Vulvas and vaginas are relegated to the realm of reproduction and male pleasure, while female orgasm and the day-to-day experience of having periods are more or less omitted.
It is almost as if the vagina is never seen beyond the context of the penis. The messages this sends to young girls is clear: that vulvas are only valid when seen through the prism of the male gaze.
Boys, meanwhile, are taught that they have agency over women’s bodies. That women’s bodies are there for their consumption and gratification and any other process remains shrouded in the mystery of ‘women’s issues’.
We get the message that penis size varies loud and clear, and while of course this can cause anxiety among boys and men, women don’t get to even have their own conversation.
We are therefore left to grow up questioning whether our vulvas look ‘normal’. And without any examples beyond what porn has to offer, men aren’t able to offer their female partners much in the way of reassurance or support.
If I, as a heterosexual woman, find these messages lacking at best – and damaging at worst – I can only begin to imagine the impact they must have on non-binary people and people who don’t subscribe to the hetero-normative narrative.

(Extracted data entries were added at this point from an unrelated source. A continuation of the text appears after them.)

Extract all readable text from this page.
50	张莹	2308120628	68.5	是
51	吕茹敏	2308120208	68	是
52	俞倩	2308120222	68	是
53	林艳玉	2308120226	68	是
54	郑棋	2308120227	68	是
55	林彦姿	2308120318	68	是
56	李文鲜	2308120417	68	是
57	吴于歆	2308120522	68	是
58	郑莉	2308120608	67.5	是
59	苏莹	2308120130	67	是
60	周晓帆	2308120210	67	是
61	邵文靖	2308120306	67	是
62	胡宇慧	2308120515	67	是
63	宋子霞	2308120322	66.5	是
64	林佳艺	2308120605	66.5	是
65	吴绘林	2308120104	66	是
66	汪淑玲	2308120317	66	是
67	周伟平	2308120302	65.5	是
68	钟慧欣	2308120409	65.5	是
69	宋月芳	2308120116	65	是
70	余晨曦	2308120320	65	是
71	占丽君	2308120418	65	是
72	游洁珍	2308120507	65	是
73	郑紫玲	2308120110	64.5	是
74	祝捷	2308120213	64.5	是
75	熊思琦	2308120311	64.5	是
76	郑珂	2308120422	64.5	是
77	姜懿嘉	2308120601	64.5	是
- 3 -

It was the shame and taboo around vaginas that inspired me to create paintings of vulvas in the toilets at two London venues as part of Bodyform’s Viva La Vulva campaign.
I painted vulvas across the walls and cubicle doors, building up the images with layers of colour to delicately mimic the folds present in vulvas.
The most important goal was to show variety – that no two vulvas are the same, and that each and every one is totally normal.
I believe that the best way to eradicate the idea of a ‘correct’ vulva is to show plenty of real life examples.
I hope my paintings will start to normalise the conversation around vaginas and allowing friends and to talk about their vaginas without feeling it was dirty or taboo. It would be a great starting point in supporting each other.
The best we can hope for is that the messages we’ve been told can be unlearned so that the next generation grows up with a more positive and open attitude.